Research
Systematically examining a matter to arrive at a tentative assumption of a probabilistic hypothesis.
Predicting Outcomes of Internet-Based Interventions for Adult Problem Drinking using Machine Learning
Background: Problem drinking is a significant public health concern, and face-to-face brief interventions have shown effectiveness in curbing it. However, limited implementation in routine care and the community presents a treatment gap. Internet-based interventions (iAIs) could be a potential solution to overcome this gap. Previous studies have investigated the effectiveness of iAIs in treating adult problem drinking, and it is essential to explore the possibility of predicting treatment outcomes using machine learning algorithms.
Objectives: The primary objective of this project is to develop a machine learning model to predict treatment outcomes in internet-based interventions for adult problem drinking. Specifically, the model will aim to predict mean weekly alcohol consumption in standard units (SUs) and treatment response (TR), defined as less than 14/21 SUs for women/men weekly.
Methodology: The proposed project will use the data from the study mentioned above, where a one-stage individual patient data meta-analysis (IPDMA) was conducted with a linear mixed model complete-case approach, using baseline and first follow-up data. The project will follow the following methodology:
Data Preprocessing: The raw data from the study will be preprocessed by cleaning, feature engineering, and transformation to make it suitable for machine learning algorithms. Feature Selection: The relevant features for predicting the treatment outcomes will be selected. Model Selection: Various machine learning models will be evaluated (cross-validation), and the best-performing model will be selected. Hyperparameter Tuning: The hyperparameters of the models will be tuned to achieve optimal performance. Prediction: The final model will be used to predict the treatment outcomes in a test-set.
Expected Results: The expected results of the project are a machine learning model that can predict treatment outcomes in internet-based interventions for adult problem drinking. The model can aid healthcare professionals in identifying patients who are likely to benefit from iAIs and help researchers in designing more effective iAIs.
Conclusion: The proposed project aims to develop a machine learning model that can predict treatment outcomes in internet-based interventions for adult problem drinking. The project builds on the existing study’s findings and will use state-of-the-art machine learning algorithms to achieve the objectives. The results of the project will be valuable in improving the effectiveness of iAIs and addressing the treatment gap for problem drinking.

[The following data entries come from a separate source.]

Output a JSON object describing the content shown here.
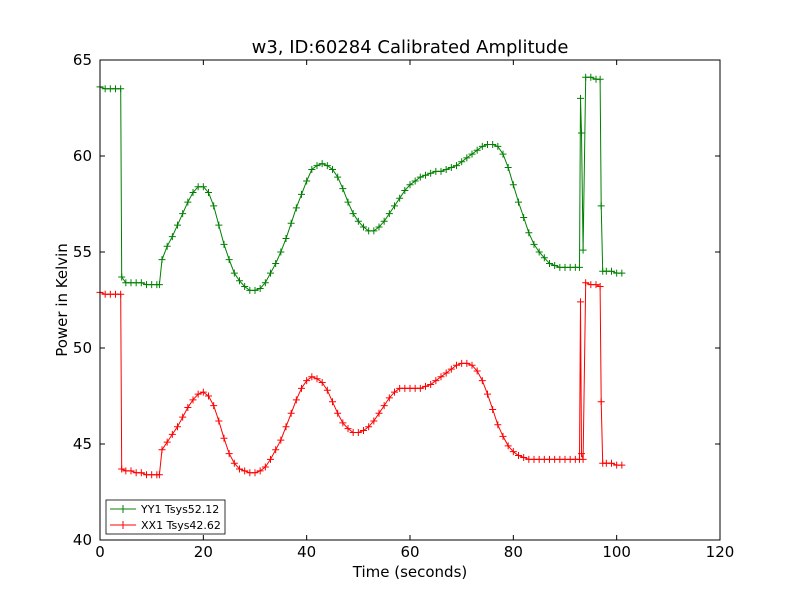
{
  "chart_data": {
    "type": "line",
    "title": "w3, ID:60284 Calibrated Amplitude",
    "xlabel": "Time (seconds)",
    "ylabel": "Power in Kelvin",
    "xlim": [
      0,
      120
    ],
    "ylim": [
      40,
      65
    ],
    "xticks": [
      0,
      20,
      40,
      60,
      80,
      100,
      120
    ],
    "yticks": [
      40,
      45,
      50,
      55,
      60,
      65
    ],
    "grid": false,
    "legend_position": "lower-left",
    "marker": "plus",
    "series": [
      {
        "name": "YY1 Tsys52.12",
        "color": "#008000",
        "x": [
          0,
          1,
          2,
          3,
          4,
          4.2,
          5,
          6,
          7,
          8,
          9,
          10,
          11,
          11.5,
          12,
          13,
          14,
          15,
          16,
          17,
          18,
          19,
          20,
          21,
          22,
          23,
          24,
          25,
          26,
          27,
          28,
          29,
          30,
          31,
          32,
          33,
          34,
          35,
          36,
          37,
          38,
          39,
          40,
          41,
          42,
          43,
          44,
          45,
          46,
          47,
          48,
          49,
          50,
          51,
          52,
          53,
          54,
          55,
          56,
          57,
          58,
          59,
          60,
          61,
          62,
          63,
          64,
          65,
          66,
          67,
          68,
          69,
          70,
          71,
          72,
          73,
          74,
          75,
          76,
          77,
          78,
          79,
          80,
          81,
          82,
          83,
          84,
          85,
          86,
          87,
          88,
          89,
          90,
          91,
          92,
          92.8,
          93,
          93.2,
          93.5,
          94,
          95,
          96,
          96.8,
          97,
          97.3,
          98,
          99,
          100,
          101
        ],
        "y": [
          63.6,
          63.5,
          63.5,
          63.5,
          63.5,
          53.7,
          53.4,
          53.4,
          53.4,
          53.4,
          53.3,
          53.3,
          53.3,
          53.3,
          54.6,
          55.3,
          55.8,
          56.4,
          57.0,
          57.6,
          58.1,
          58.4,
          58.4,
          58.1,
          57.4,
          56.4,
          55.4,
          54.6,
          53.9,
          53.5,
          53.2,
          53.0,
          53.0,
          53.1,
          53.4,
          53.9,
          54.4,
          55.0,
          55.7,
          56.5,
          57.3,
          58.0,
          58.7,
          59.3,
          59.5,
          59.6,
          59.5,
          59.3,
          58.9,
          58.3,
          57.6,
          57.0,
          56.6,
          56.3,
          56.1,
          56.1,
          56.3,
          56.6,
          57.0,
          57.4,
          57.8,
          58.2,
          58.5,
          58.7,
          58.9,
          59.0,
          59.1,
          59.2,
          59.2,
          59.3,
          59.4,
          59.5,
          59.7,
          59.9,
          60.1,
          60.3,
          60.5,
          60.6,
          60.6,
          60.5,
          60.1,
          59.4,
          58.5,
          57.6,
          56.8,
          56.0,
          55.4,
          55.0,
          54.7,
          54.4,
          54.3,
          54.2,
          54.2,
          54.2,
          54.2,
          54.2,
          63.0,
          61.2,
          55.1,
          64.1,
          64.1,
          64.0,
          64.0,
          57.4,
          54.0,
          54.0,
          54.0,
          53.9,
          53.9
        ]
      },
      {
        "name": "XX1 Tsys42.62",
        "color": "#ff0000",
        "x": [
          0,
          1,
          2,
          3,
          4,
          4.2,
          5,
          6,
          7,
          8,
          9,
          10,
          11,
          11.5,
          12,
          13,
          14,
          15,
          16,
          17,
          18,
          19,
          20,
          21,
          22,
          23,
          24,
          25,
          26,
          27,
          28,
          29,
          30,
          31,
          32,
          33,
          34,
          35,
          36,
          37,
          38,
          39,
          40,
          41,
          42,
          43,
          44,
          45,
          46,
          47,
          48,
          49,
          50,
          51,
          52,
          53,
          54,
          55,
          56,
          57,
          58,
          59,
          60,
          61,
          62,
          63,
          64,
          65,
          66,
          67,
          68,
          69,
          70,
          71,
          72,
          73,
          74,
          75,
          76,
          77,
          78,
          79,
          80,
          81,
          82,
          83,
          84,
          85,
          86,
          87,
          88,
          89,
          90,
          91,
          92,
          92.8,
          93,
          93.2,
          93.5,
          94,
          95,
          96,
          96.8,
          97,
          97.3,
          98,
          99,
          100,
          101
        ],
        "y": [
          52.9,
          52.8,
          52.8,
          52.8,
          52.8,
          43.7,
          43.6,
          43.6,
          43.5,
          43.5,
          43.4,
          43.4,
          43.4,
          43.4,
          44.7,
          45.1,
          45.5,
          45.9,
          46.4,
          46.9,
          47.3,
          47.6,
          47.7,
          47.5,
          47.0,
          46.2,
          45.3,
          44.5,
          44.0,
          43.7,
          43.6,
          43.5,
          43.5,
          43.6,
          43.8,
          44.2,
          44.7,
          45.2,
          45.9,
          46.6,
          47.3,
          47.9,
          48.3,
          48.5,
          48.4,
          48.2,
          47.8,
          47.2,
          46.6,
          46.1,
          45.8,
          45.6,
          45.6,
          45.7,
          45.9,
          46.2,
          46.6,
          47.0,
          47.4,
          47.7,
          47.9,
          47.9,
          47.9,
          47.9,
          47.9,
          48.0,
          48.1,
          48.3,
          48.5,
          48.7,
          48.9,
          49.1,
          49.2,
          49.2,
          49.1,
          48.8,
          48.3,
          47.6,
          46.8,
          46.0,
          45.4,
          44.9,
          44.6,
          44.4,
          44.3,
          44.2,
          44.2,
          44.2,
          44.2,
          44.2,
          44.2,
          44.2,
          44.2,
          44.2,
          44.2,
          44.2,
          52.4,
          44.5,
          44.2,
          53.4,
          53.3,
          53.3,
          53.2,
          47.2,
          44.0,
          44.0,
          44.0,
          43.9,
          43.9
        ]
      }
    ]
  }
}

MLAUD: A Machine Learning-Based Approach to Predict Post-Treatment Drinking Behavior in Patients with Alcohol Use Disorder
Efficient clinical practice requires tools that can accurately predict post-treatment symptom trajectories, thereby helping patients and clinicians make informed decisions regarding the type, intensity, and treatment duration. Despite a large body of research (Adamson et al., 2009) on associations between specific predictors and post-treatment outcomes in alcohol use disorder (AUD), these inference statistic-based models lack the ability to provide adequate predictions for individual patients.
The recent integration of machine learning (ML) algorithms in the clinical research domain has demonstrated the efficiency and reliability of ML-based models for various applications, such as research in AUD populations (Mak et al., 2019). However, it remains to be investigated how ML algorithms can be used to improve individual, post-treatment outcome prediction for patients with AUD. The proposed project aims to address this clinically relevant gap through two phases:
(i) Develop and train ML algorithms to generate valid and reliable post-treatment outcome prediction models for AUD patients’ drinking behavior. Secondary analysis of longitudinal data—agregated from various clinical studies—will be used to develop these computational models.

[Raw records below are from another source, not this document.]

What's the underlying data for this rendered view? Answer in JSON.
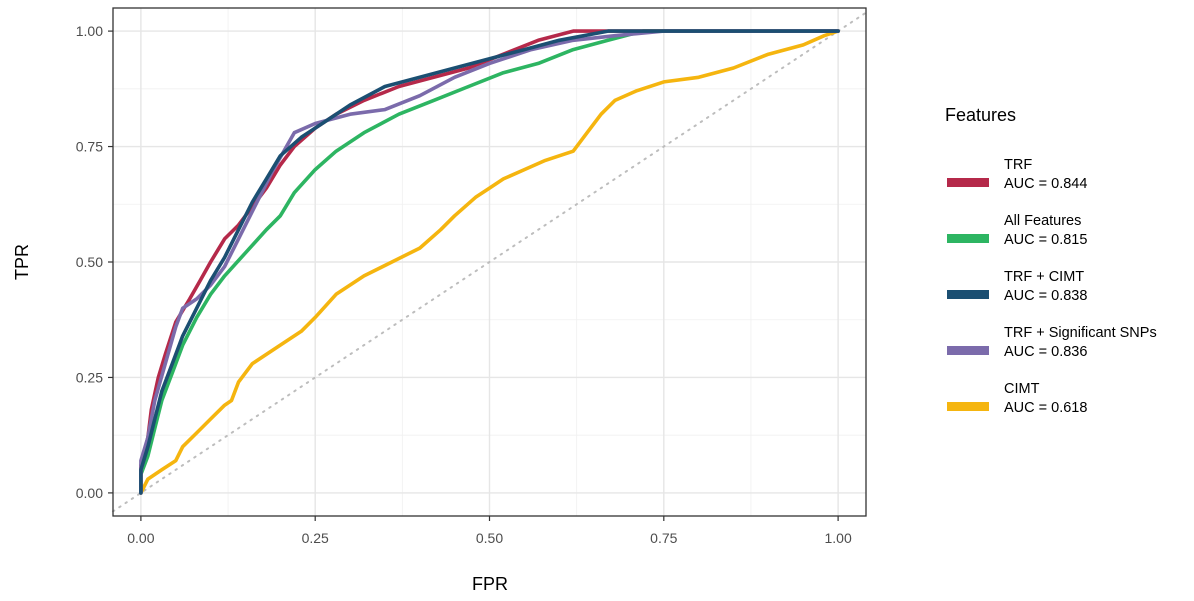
{
  "chart_data": {
    "type": "line",
    "title": "",
    "xlabel": "FPR",
    "ylabel": "TPR",
    "xlim": [
      -0.04,
      1.04
    ],
    "ylim": [
      -0.05,
      1.05
    ],
    "x_ticks": [
      "0.00",
      "0.25",
      "0.50",
      "0.75",
      "1.00"
    ],
    "y_ticks": [
      "0.00",
      "0.25",
      "0.50",
      "0.75",
      "1.00"
    ],
    "grid": true,
    "diagonal_reference": {
      "style": "dotted",
      "color": "#bdbdbd",
      "from": [
        0,
        0
      ],
      "to": [
        1,
        1
      ]
    },
    "legend": {
      "title": "Features",
      "placement": "right",
      "entries": [
        {
          "name": "TRF",
          "auc": "AUC = 0.844",
          "color": "#b5294a"
        },
        {
          "name": "All Features",
          "auc": "AUC = 0.815",
          "color": "#2db562"
        },
        {
          "name": "TRF + CIMT",
          "auc": "AUC = 0.838",
          "color": "#1b4f72"
        },
        {
          "name": "TRF + Significant SNPs",
          "auc": "AUC = 0.836",
          "color": "#7b6bab"
        },
        {
          "name": "CIMT",
          "auc": "AUC = 0.618",
          "color": "#f5b50f"
        }
      ]
    },
    "series": [
      {
        "name": "TRF",
        "color": "#b5294a",
        "points": [
          [
            0,
            0
          ],
          [
            0,
            0.06
          ],
          [
            0.01,
            0.12
          ],
          [
            0.015,
            0.18
          ],
          [
            0.025,
            0.25
          ],
          [
            0.035,
            0.3
          ],
          [
            0.05,
            0.37
          ],
          [
            0.07,
            0.42
          ],
          [
            0.085,
            0.46
          ],
          [
            0.1,
            0.5
          ],
          [
            0.12,
            0.55
          ],
          [
            0.14,
            0.58
          ],
          [
            0.16,
            0.62
          ],
          [
            0.18,
            0.66
          ],
          [
            0.2,
            0.71
          ],
          [
            0.22,
            0.75
          ],
          [
            0.25,
            0.79
          ],
          [
            0.28,
            0.82
          ],
          [
            0.32,
            0.85
          ],
          [
            0.37,
            0.88
          ],
          [
            0.42,
            0.9
          ],
          [
            0.47,
            0.92
          ],
          [
            0.52,
            0.95
          ],
          [
            0.57,
            0.98
          ],
          [
            0.62,
            1.0
          ],
          [
            0.75,
            1.0
          ],
          [
            1.0,
            1.0
          ]
        ]
      },
      {
        "name": "All Features",
        "color": "#2db562",
        "points": [
          [
            0,
            0
          ],
          [
            0,
            0.04
          ],
          [
            0.01,
            0.08
          ],
          [
            0.02,
            0.14
          ],
          [
            0.03,
            0.2
          ],
          [
            0.045,
            0.26
          ],
          [
            0.06,
            0.32
          ],
          [
            0.08,
            0.38
          ],
          [
            0.1,
            0.43
          ],
          [
            0.12,
            0.47
          ],
          [
            0.15,
            0.52
          ],
          [
            0.18,
            0.57
          ],
          [
            0.2,
            0.6
          ],
          [
            0.22,
            0.65
          ],
          [
            0.25,
            0.7
          ],
          [
            0.28,
            0.74
          ],
          [
            0.32,
            0.78
          ],
          [
            0.37,
            0.82
          ],
          [
            0.42,
            0.85
          ],
          [
            0.47,
            0.88
          ],
          [
            0.52,
            0.91
          ],
          [
            0.57,
            0.93
          ],
          [
            0.62,
            0.96
          ],
          [
            0.67,
            0.98
          ],
          [
            0.72,
            1.0
          ],
          [
            1.0,
            1.0
          ]
        ]
      },
      {
        "name": "TRF + CIMT",
        "color": "#1b4f72",
        "points": [
          [
            0,
            0
          ],
          [
            0,
            0.05
          ],
          [
            0.01,
            0.1
          ],
          [
            0.02,
            0.16
          ],
          [
            0.03,
            0.22
          ],
          [
            0.045,
            0.28
          ],
          [
            0.06,
            0.34
          ],
          [
            0.08,
            0.4
          ],
          [
            0.1,
            0.46
          ],
          [
            0.12,
            0.51
          ],
          [
            0.14,
            0.57
          ],
          [
            0.16,
            0.63
          ],
          [
            0.18,
            0.68
          ],
          [
            0.2,
            0.73
          ],
          [
            0.23,
            0.77
          ],
          [
            0.26,
            0.8
          ],
          [
            0.3,
            0.84
          ],
          [
            0.35,
            0.88
          ],
          [
            0.4,
            0.9
          ],
          [
            0.45,
            0.92
          ],
          [
            0.5,
            0.94
          ],
          [
            0.55,
            0.96
          ],
          [
            0.6,
            0.98
          ],
          [
            0.67,
            1.0
          ],
          [
            0.75,
            1.0
          ],
          [
            1.0,
            1.0
          ]
        ]
      },
      {
        "name": "TRF + Significant SNPs",
        "color": "#7b6bab",
        "points": [
          [
            0,
            0
          ],
          [
            0,
            0.07
          ],
          [
            0.01,
            0.12
          ],
          [
            0.02,
            0.2
          ],
          [
            0.035,
            0.28
          ],
          [
            0.05,
            0.36
          ],
          [
            0.06,
            0.4
          ],
          [
            0.08,
            0.42
          ],
          [
            0.1,
            0.45
          ],
          [
            0.12,
            0.49
          ],
          [
            0.14,
            0.55
          ],
          [
            0.16,
            0.61
          ],
          [
            0.19,
            0.7
          ],
          [
            0.22,
            0.78
          ],
          [
            0.25,
            0.8
          ],
          [
            0.3,
            0.82
          ],
          [
            0.35,
            0.83
          ],
          [
            0.4,
            0.86
          ],
          [
            0.45,
            0.9
          ],
          [
            0.5,
            0.93
          ],
          [
            0.56,
            0.96
          ],
          [
            0.62,
            0.98
          ],
          [
            0.68,
            0.99
          ],
          [
            0.75,
            1.0
          ],
          [
            1.0,
            1.0
          ]
        ]
      },
      {
        "name": "CIMT",
        "color": "#f5b50f",
        "points": [
          [
            0,
            0
          ],
          [
            0.01,
            0.03
          ],
          [
            0.03,
            0.05
          ],
          [
            0.05,
            0.07
          ],
          [
            0.06,
            0.1
          ],
          [
            0.08,
            0.13
          ],
          [
            0.1,
            0.16
          ],
          [
            0.12,
            0.19
          ],
          [
            0.13,
            0.2
          ],
          [
            0.14,
            0.24
          ],
          [
            0.16,
            0.28
          ],
          [
            0.2,
            0.32
          ],
          [
            0.23,
            0.35
          ],
          [
            0.25,
            0.38
          ],
          [
            0.28,
            0.43
          ],
          [
            0.32,
            0.47
          ],
          [
            0.36,
            0.5
          ],
          [
            0.4,
            0.53
          ],
          [
            0.43,
            0.57
          ],
          [
            0.45,
            0.6
          ],
          [
            0.48,
            0.64
          ],
          [
            0.5,
            0.66
          ],
          [
            0.52,
            0.68
          ],
          [
            0.55,
            0.7
          ],
          [
            0.58,
            0.72
          ],
          [
            0.62,
            0.74
          ],
          [
            0.64,
            0.78
          ],
          [
            0.66,
            0.82
          ],
          [
            0.68,
            0.85
          ],
          [
            0.71,
            0.87
          ],
          [
            0.75,
            0.89
          ],
          [
            0.8,
            0.9
          ],
          [
            0.85,
            0.92
          ],
          [
            0.9,
            0.95
          ],
          [
            0.95,
            0.97
          ],
          [
            0.98,
            0.99
          ],
          [
            1.0,
            1.0
          ]
        ]
      }
    ]
  }
}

(ii) Validate the developed ML models’ clinical applicability on a newly collected, independent sample of patients with AUD (N >= 250).

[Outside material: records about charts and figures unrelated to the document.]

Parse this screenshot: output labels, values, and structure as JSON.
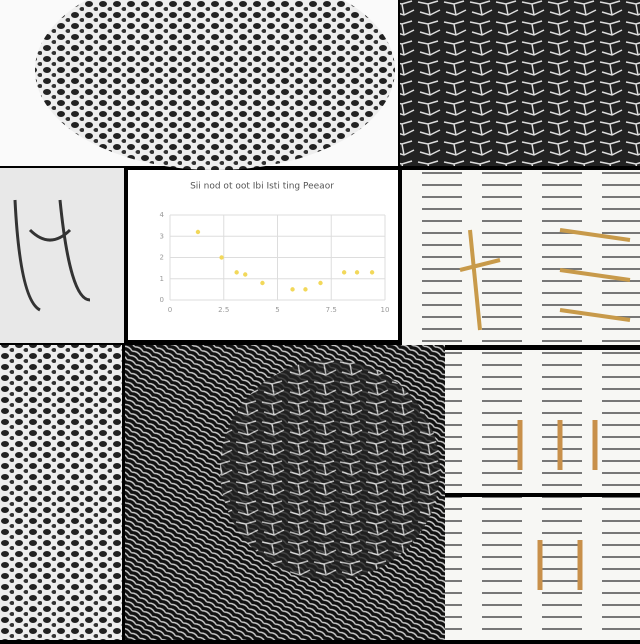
{
  "chart_data": {
    "type": "scatter",
    "title": "Sii nod ot oot Ibi Isti ting Peeaor",
    "x": [
      1.3,
      2.4,
      3.1,
      3.5,
      4.3,
      5.7,
      6.3,
      7.0,
      8.1,
      8.7,
      9.4
    ],
    "values": [
      3.2,
      2.0,
      1.3,
      1.2,
      0.8,
      0.5,
      0.5,
      0.8,
      1.3,
      1.3,
      1.3
    ],
    "color": "#f2d85a",
    "xlim": [
      0,
      10
    ],
    "ylim": [
      0,
      4
    ],
    "xticks": [
      0,
      2.5,
      5,
      7.5,
      10
    ],
    "yticks": [
      0,
      1,
      2,
      3,
      4
    ],
    "grid": true
  }
}
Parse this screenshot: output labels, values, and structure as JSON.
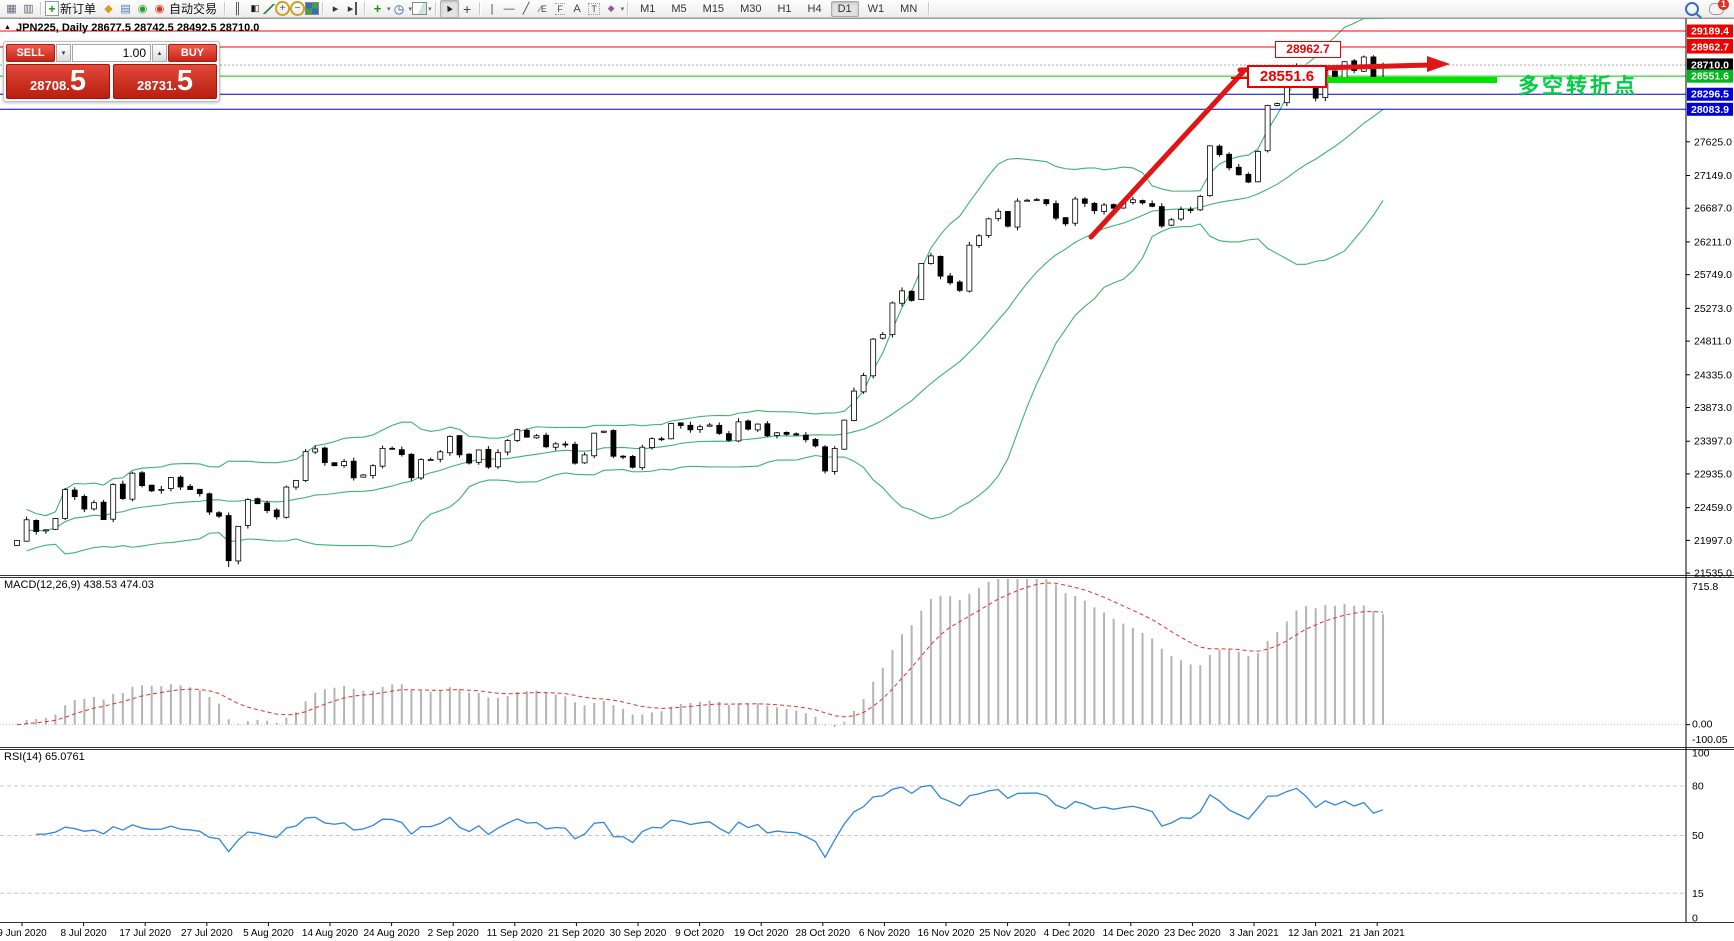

The proposed project will provide much-needed prognostic models to improve AUD patient care in favor of informed, evidence-based, and individualized treatment planning in clinical settings. This research will further generate insights into identifying critical predictors of post-treatment outcomes using data-driven approaches and provide valuable insights into clinical applications of predictive computational tools across mental disorders in general.
A mediation analysis on the relationship between antidepressants, depressive symptoms, and alcohol use disorder
Background: Antidepressants (AD) are commonly prescribed to treat depressive symptoms in patients with alcohol use disorder (AUD), although the evidence of their effect on alcohol use is inconsistent. It is suspected that, besides the direct effects of ADs on alcohol use, the effects are partially related to their modulation of depressive symptoms. In total, these two pathways may mutually mask each other.
Methods: Observations of 153 detoxified, recently abstinent patients (18-60 years of age; 27.5% female) with AUD attending a twelve-week residential treatment program were included in the study. In a mediation model the direct and by altered depressive symptoms mediated effect, of ADs on alcohol use was estimated. Change in alcohol use was assessed by the percentage of days abstinent (PDA) 3-month before and after residential treatment. Depressive symptoms were assessed with the Brief Symptom Checklist (BSCL) at admission and discharge from treatment.